2.04.2009

What the Crap Wednesday: Because it's Wednesday and I feel like crap

Yesterday one of my oldest students, Andrew, sat in my lap and gave me a hug. It was rare because he's not really the huggy one. That's Jesse. Jesse thinks that everytime I get frustrated with him, a genuine squeeze and sometimes even a little peck on the cheek will make it all better. He's also gotten into the habit of bowing before my anger, his small forehead pressed to the ground, elbows out at right angles like he's going to do a push-up. I am not moved by this. It is only a child's ploy to distract me from the reason I am upset in the first place: oh, yeah, NO ONE LISTENS TO ME AND IF YOU DON'T SIT IN YOUR SEAT RIGHT NOW DANIELLETEACHERWILLGOCRAZYSOSTOOOOOOOOOOOOOOOOP. IT. NOW.
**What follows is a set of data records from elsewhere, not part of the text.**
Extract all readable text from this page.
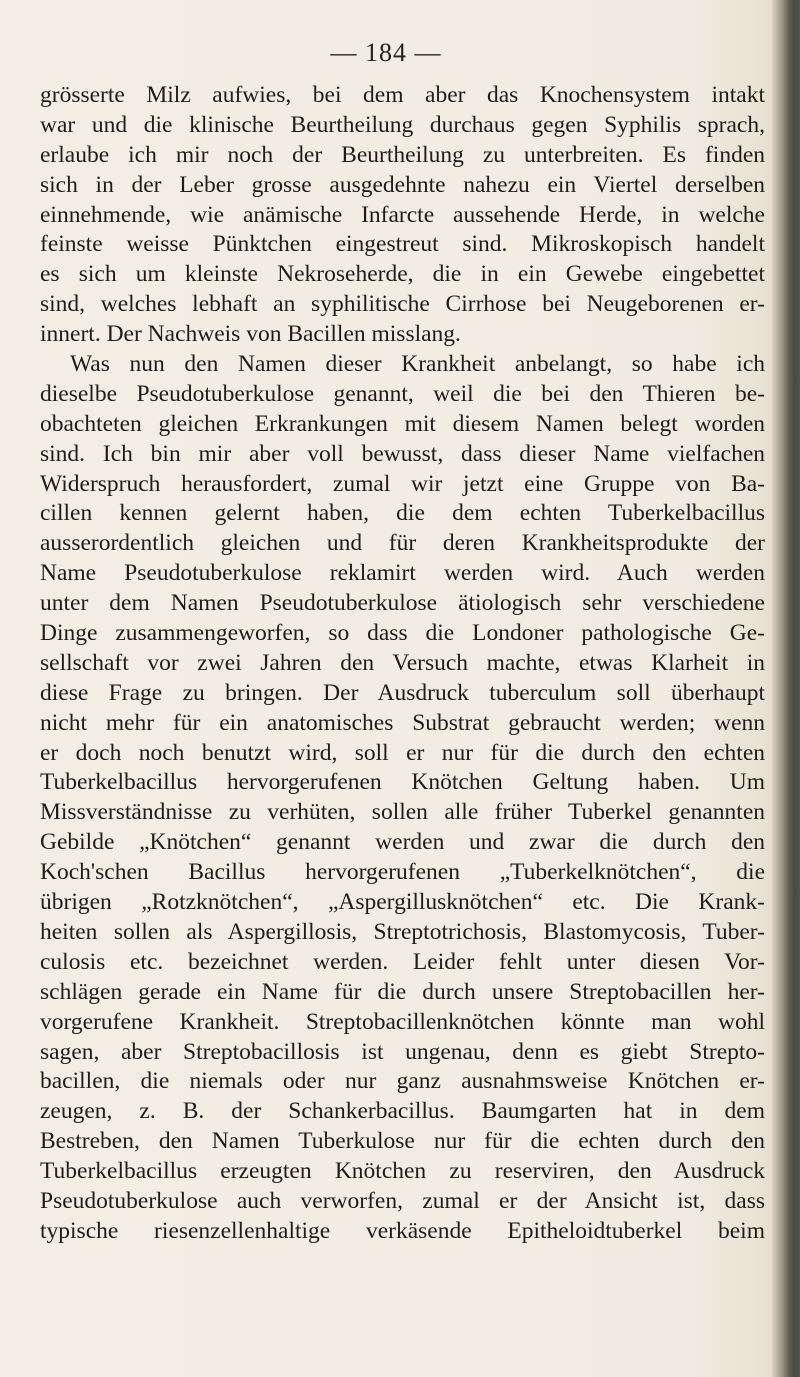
— 184 —
grösserte Milz aufwies, bei dem aber das Knochensystem intakt
war und die klinische Beurtheilung durchaus gegen Syphilis sprach,
erlaube ich mir noch der Beurtheilung zu unterbreiten. Es finden
sich in der Leber grosse ausgedehnte nahezu ein Viertel derselben
einnehmende, wie anämische Infarcte aussehende Herde, in welche
feinste weisse Pünktchen eingestreut sind. Mikroskopisch handelt
es sich um kleinste Nekroseherde, die in ein Gewebe eingebettet
sind, welches lebhaft an syphilitische Cirrhose bei Neugeborenen er-
innert. Der Nachweis von Bacillen misslang.
Was nun den Namen dieser Krankheit anbelangt, so habe ich
dieselbe Pseudotuberkulose genannt, weil die bei den Thieren be-
obachteten gleichen Erkrankungen mit diesem Namen belegt worden
sind. Ich bin mir aber voll bewusst, dass dieser Name vielfachen
Widerspruch herausfordert, zumal wir jetzt eine Gruppe von Ba-
cillen kennen gelernt haben, die dem echten Tuberkelbacillus
ausserordentlich gleichen und für deren Krankheitsprodukte der
Name Pseudotuberkulose reklamirt werden wird. Auch werden
unter dem Namen Pseudotuberkulose ätiologisch sehr verschiedene
Dinge zusammengeworfen, so dass die Londoner pathologische Ge-
sellschaft vor zwei Jahren den Versuch machte, etwas Klarheit in
diese Frage zu bringen. Der Ausdruck tuberculum soll überhaupt
nicht mehr für ein anatomisches Substrat gebraucht werden; wenn
er doch noch benutzt wird, soll er nur für die durch den echten
Tuberkelbacillus hervorgerufenen Knötchen Geltung haben. Um
Missverständnisse zu verhüten, sollen alle früher Tuberkel genannten
Gebilde „Knötchen“ genannt werden und zwar die durch den
Koch'schen Bacillus hervorgerufenen „Tuberkelknötchen“, die
übrigen „Rotzknötchen“, „Aspergillusknötchen“ etc. Die Krank-
heiten sollen als Aspergillosis, Streptotrichosis, Blastomycosis, Tuber-
culosis etc. bezeichnet werden. Leider fehlt unter diesen Vor-
schlägen gerade ein Name für die durch unsere Streptobacillen her-
vorgerufene Krankheit. Streptobacillenknötchen könnte man wohl
sagen, aber Streptobacillosis ist ungenau, denn es giebt Strepto-
bacillen, die niemals oder nur ganz ausnahmsweise Knötchen er-
zeugen, z. B. der Schankerbacillus. Baumgarten hat in dem
Bestreben, den Namen Tuberkulose nur für die echten durch den
Tuberkelbacillus erzeugten Knötchen zu reserviren, den Ausdruck
Pseudotuberkulose auch verworfen, zumal er der Ansicht ist, dass
typische riesenzellenhaltige verkäsende Epitheloidtuberkel beim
However, yesterday it was Andrew who hugged me as I was sitting in the floor. Then, he leaned back, still in my lap, and with his hand rubbed my left cheek. He crinkled his nose a tiny bit and made a sound kind of like when you accidentally get something just a tiny bit gross on your fingers. Like, "ehhh-eeewww-uuuhhh." He looked surprised and his eyebrows attempted to leave his forehead. He rubbed my cheek again.
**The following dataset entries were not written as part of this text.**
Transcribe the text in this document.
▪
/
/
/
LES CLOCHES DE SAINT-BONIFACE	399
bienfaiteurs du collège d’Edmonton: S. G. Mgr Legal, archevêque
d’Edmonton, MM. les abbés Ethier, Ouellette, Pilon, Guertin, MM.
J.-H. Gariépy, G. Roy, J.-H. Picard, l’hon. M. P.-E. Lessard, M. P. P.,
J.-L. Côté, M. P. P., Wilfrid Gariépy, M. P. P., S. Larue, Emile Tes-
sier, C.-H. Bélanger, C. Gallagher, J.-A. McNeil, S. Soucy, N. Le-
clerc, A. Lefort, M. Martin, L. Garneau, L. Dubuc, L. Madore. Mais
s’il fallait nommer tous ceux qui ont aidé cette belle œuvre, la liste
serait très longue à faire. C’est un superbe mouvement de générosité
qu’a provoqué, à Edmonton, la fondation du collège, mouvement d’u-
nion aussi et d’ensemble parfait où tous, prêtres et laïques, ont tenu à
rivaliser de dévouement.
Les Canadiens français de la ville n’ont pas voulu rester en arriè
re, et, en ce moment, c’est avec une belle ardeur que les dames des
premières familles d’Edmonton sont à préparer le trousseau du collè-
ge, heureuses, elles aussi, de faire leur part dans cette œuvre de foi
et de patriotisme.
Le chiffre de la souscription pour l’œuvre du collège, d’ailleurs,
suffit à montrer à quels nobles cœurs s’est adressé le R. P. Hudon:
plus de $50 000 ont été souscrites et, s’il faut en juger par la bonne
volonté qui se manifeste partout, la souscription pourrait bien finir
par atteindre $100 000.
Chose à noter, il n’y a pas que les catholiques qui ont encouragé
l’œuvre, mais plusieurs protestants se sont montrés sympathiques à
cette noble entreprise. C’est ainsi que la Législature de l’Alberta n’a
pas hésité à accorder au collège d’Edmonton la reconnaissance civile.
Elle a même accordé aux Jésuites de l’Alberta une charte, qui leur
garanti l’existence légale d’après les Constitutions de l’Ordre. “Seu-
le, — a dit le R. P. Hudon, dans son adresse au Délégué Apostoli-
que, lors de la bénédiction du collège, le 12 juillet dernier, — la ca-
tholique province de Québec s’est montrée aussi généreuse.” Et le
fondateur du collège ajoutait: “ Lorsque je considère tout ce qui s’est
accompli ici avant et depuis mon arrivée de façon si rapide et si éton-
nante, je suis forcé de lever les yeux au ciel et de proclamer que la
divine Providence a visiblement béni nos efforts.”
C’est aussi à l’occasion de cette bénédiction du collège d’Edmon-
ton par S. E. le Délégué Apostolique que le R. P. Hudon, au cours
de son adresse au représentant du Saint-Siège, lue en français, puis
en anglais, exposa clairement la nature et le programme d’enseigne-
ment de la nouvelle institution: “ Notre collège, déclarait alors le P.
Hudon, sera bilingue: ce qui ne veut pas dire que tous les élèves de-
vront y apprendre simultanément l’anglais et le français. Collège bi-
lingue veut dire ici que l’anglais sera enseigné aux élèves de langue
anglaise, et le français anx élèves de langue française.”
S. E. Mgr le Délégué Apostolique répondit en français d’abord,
"Teacher! Look!" He grabbed my hand and made me rub my own face. Then he took my hand and made me rub his face, which is of course beautifully soft and smooth. "See?"

"Okay, yes, thank you Andrew. I see that your skin is perfect." And of course, I am also aware that mine, compared to a child or most people on the street, is rough and scarred and a little bumpy in places.



I was relaying this story to Kenny and he said, "Andrew is so mean!" And I told him, no, he wasn't being mean. Sometimes, Andrew is mean and he knows it. But he wasn't being mean. He was just discovering something and honestly sharing it with me. And I started to think about that. How children honestly observe the world and then tell people about it without that inherent meanness that seems to lurk in every adult criticism, even the constructive ones. I was lying in bed thinking, perhaps if we were all honest with each other, but honest with kindness or just with observation things would be different.



For example, there would be none of the first however many weeks of American Idol airing awful auditions. Some kind and loving friend or family member would have encouraged the contestant to pursue something else. "Dear friend, your singing makes me really happy because I love you. Not because you are the next Mariah Carey. But the way you fix my computer/braid my hair/support me/write stories/tell jokes/give good massages/etc.- now that's your talent!"

Because whenever these people are auditioning and we are shamelessly exploiting that beautiful confidence they have in themselves as a person and in their passion, I am thinking, "Who encouraged you to do this? Who are those people who stand outside that door waiting for you to come out of that room? And why didn't they honestly tell you that you couldn't sing if your life depended on it? Whyyyyyyy?


photo from here

Also, someone would have gotten through to Amy Winehouse- albeit a fight through the jungle of drugs and that hair- to let her know that her eye makeup is doing her face a disservice. Her face is perfectly lovely and despite the fact that she will probably continue to decay before the public's view, her friends coudl at least summon up enough guts to inform her of her beautiful face and let her know the liner is NOT HELPING.


I mean, I understand that appearance is rarely worth anything in the long run- we all get old, saggy, and senile. But I'm not necessarily talking about honesty only in regards to appearance, which seems to be something that we can no longer muster, even with our family and friends. But an honesty not designed to hurt each other, but to do a kindness, even if it is honest in a negative way. Being honest in love with each other about our individual gifts, our abilities.

Yes, you are able to do anything you'd like, to pursue any dream you choose. But should you?





1 comment:

  1. I agree, to a point. Many well-meaning people told me not to move away from my family, that it would be hard and I might fail. I did it anyway because it would be the experience of a lifetime. Fail or not, it was worth it.

    So, yes, I think it's a good idea, but that doesn't mean that the person folks may try to convice that they are not the next Mariah Carey shouldn't go and audition anyway. It could be the experience of a lifetime.